Genomatix-Logo
Overview of Help-Pages
ElDorado-Logo

Source of elements annotated in ElDorado

Elements Source
Primary transcripts
Exons
Introns
Transcripts and their exon/intron structure are determined by the mapping of cDNA sequences from different sources (e.g. RefSeq, GenBank, Ensembl). Transcripts annotated in ElDorado are divided into 3 quality levels:
  1. The lowest quality bronze is assigned to transcripts derived from the mapping of cDNAs for which no experimental evidence about the 5' completeness is available
  2. The quality silver is assigned to a transcript if its promoter region overlaps with a PromoterInspector prediction.
  3. The quality gold is assigned to transcripts derived from the mapping of cDNAs for which experimental evidence about the 5' completeness is available ( e.g. by oligo-capping). The quality of transcripts initially assigned to bronze/silver is increased to gold if the transcript correlates with at least 3 CAGE tags up to 3bp upstream/downstream of the transcript start.
UTRs calculated by determining the longest open reading frame (ORF) for the transcript
PromoterInspector-Predictions calculated by PromoterInspector
Promoter regions Promoters available in ElDorado are evaluated in a 3 step process:
  1. For each of the transcripts (independent of quality) the promoter is set to 500/100bp up/downstream of the TSS.
  2. The promoters of two or more transcripts are merged into larger promoter regions if they satisfy all of the following conditions:
    • belong to the same locus
    • the promoters and the first exons of the two transcripts are overlapping, respectively
  3. The annotation available from orthologous loci is evaluated. Promoter regions are extended if the first exons of corresponding transcripts differ in length. Based on the comparison of the exon/intron structure of two transcripts and on the sequence similarity of the corresponding sequence regions additional promoter regions are annotated (CompGen promoters). The genome annotation so far contains no transcripts for these promoter regions.
TSR
(transcriptional start regions)
TSRs are defined as regions of genomic sequence for which experimental evidence for transcription initiation is available. Information about transcription initiation is derived from individual full-length cDNAs and from CAGE tags. Both data sources make use of the oligo-capping method. The 5' ends of full-length transcripts and CAGE tags are taken as experimentally verified transcription start sites (TSS). TSSs separated by less than 40bp are grouped in a TSR.
Conserved Regions Conserved regions are calculated by a proprietary algorithm for genome wide sequence alignments. Conserved regions have a minimum length of 50 basepairs and a minimum similarity of 80%. The algorithms accounts for point mutations only, but not insertions/deletions. The elements annotated in ElDorado are based on comparisons of genomes from distant species only, i.e. closely related species like rat/mouse are not considered.
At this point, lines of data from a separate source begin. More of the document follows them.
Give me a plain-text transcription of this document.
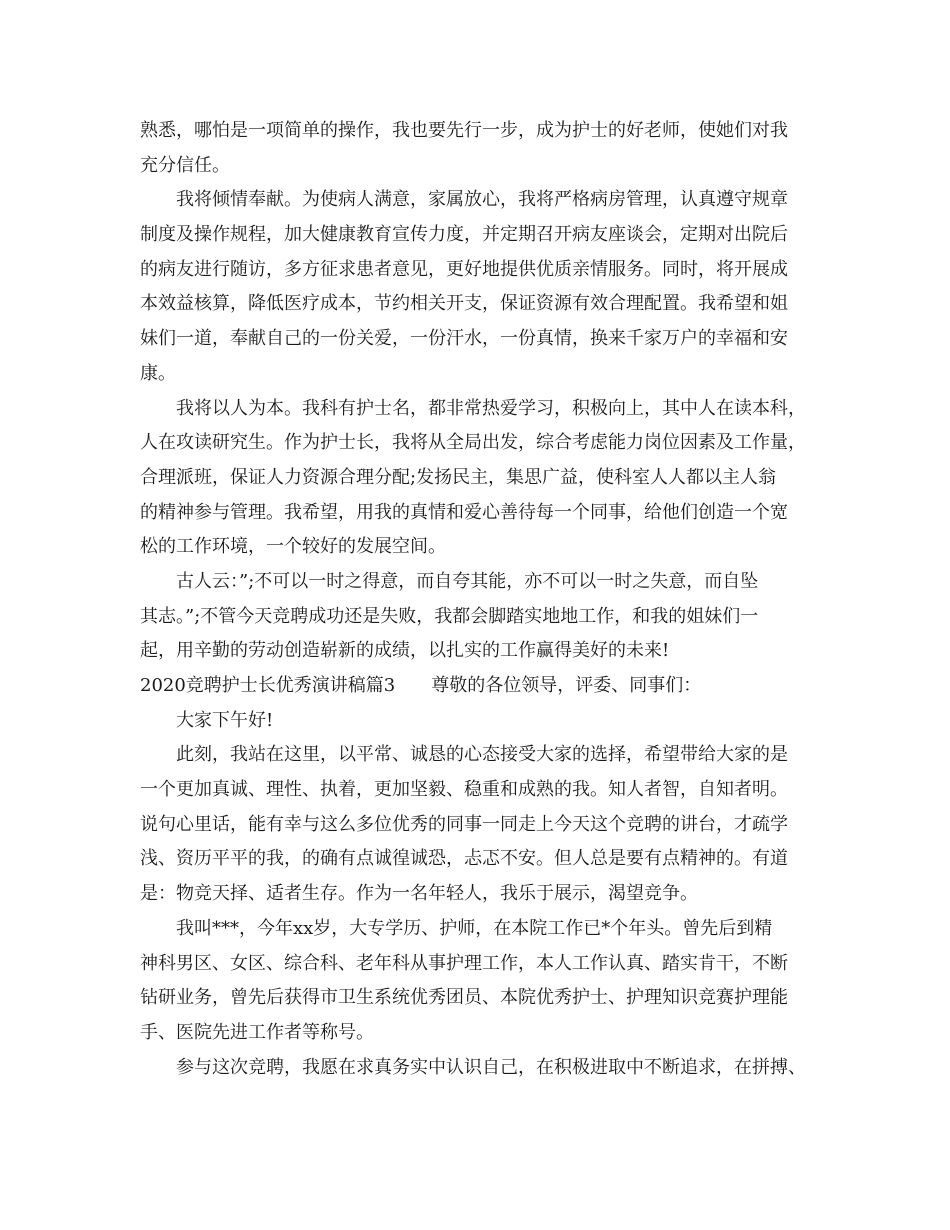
熟悉，哪怕是一项简单的操作，我也要先行一步，成为护士的好老师，使她们对我
充分信任。
我将倾情奉献。为使病人满意，家属放心，我将严格病房管理，认真遵守规章
制度及操作规程，加大健康教育宣传力度，并定期召开病友座谈会，定期对出院后
的病友进行随访，多方征求患者意见，更好地提供优质亲情服务。同时，将开展成
本效益核算，降低医疗成本，节约相关开支，保证资源有效合理配置。我希望和姐
妹们一道，奉献自己的一份关爱，一份汗水，一份真情，换来千家万户的幸福和安
康。
我将以人为本。我科有护士名，都非常热爱学习，积极向上，其中人在读本科，
人在攻读研究生。作为护士长，我将从全局出发，综合考虑能力岗位因素及工作量，
合理派班，保证人力资源合理分配;发扬民主，集思广益，使科室人人都以主人翁
的精神参与管理。我希望，用我的真情和爱心善待每一个同事，给他们创造一个宽
松的工作环境，一个较好的发展空间。
古人云：”;不可以一时之得意，而自夸其能，亦不可以一时之失意，而自坠
其志。”;不管今天竞聘成功还是失败，我都会脚踏实地地工作，和我的姐妹们一
起，用辛勤的劳动创造崭新的成绩，以扎实的工作赢得美好的未来!
2020竞聘护士长优秀演讲稿篇3　　尊敬的各位领导，评委、同事们：
大家下午好!
此刻，我站在这里，以平常、诚恳的心态接受大家的选择，希望带给大家的是
一个更加真诚、理性、执着，更加坚毅、稳重和成熟的我。知人者智，自知者明。
说句心里话，能有幸与这么多位优秀的同事一同走上今天这个竞聘的讲台，才疏学
浅、资历平平的我，的确有点诚徨诚恐，忐忑不安。但人总是要有点精神的。有道
是：物竞天择、适者生存。作为一名年轻人，我乐于展示，渴望竞争。
我叫***，今年xx岁，大专学历、护师，在本院工作已*个年头。曾先后到精
神科男区、女区、综合科、老年科从事护理工作，本人工作认真、踏实肯干，不断
钻研业务，曾先后获得市卫生系统优秀团员、本院优秀护士、护理知识竞赛护理能
手、医院先进工作者等称号。
参与这次竞聘，我愿在求真务实中认识自己，在积极进取中不断追求，在拼搏、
Note: Conserved regions are available up to ElDorado 12-2008.

MicroRNAs microRNAs are based on the sequences available in the miRBase at the Sanger Institute.
Probes Each single probe from gene expression arrays from Affymetrix and Illumina is mapped against the corresponding genome. All perfect matches are annotated.
SNPs derived from dbSNP (NCBI)
SMARs calculated by SMARTest
Repeats The following genomic repeats are calculated by ModelInspector: ALUs, L1 elements, THEs, and B1 elements.
Modules calculated for promoter regions by ModelInspector (Promoter Module Library)

Descriptive information about genetic loci was derived from NCBI's Entrez Gene.
Bibliosphere data is based on the analysis of abstracts from NCBI's PubMed.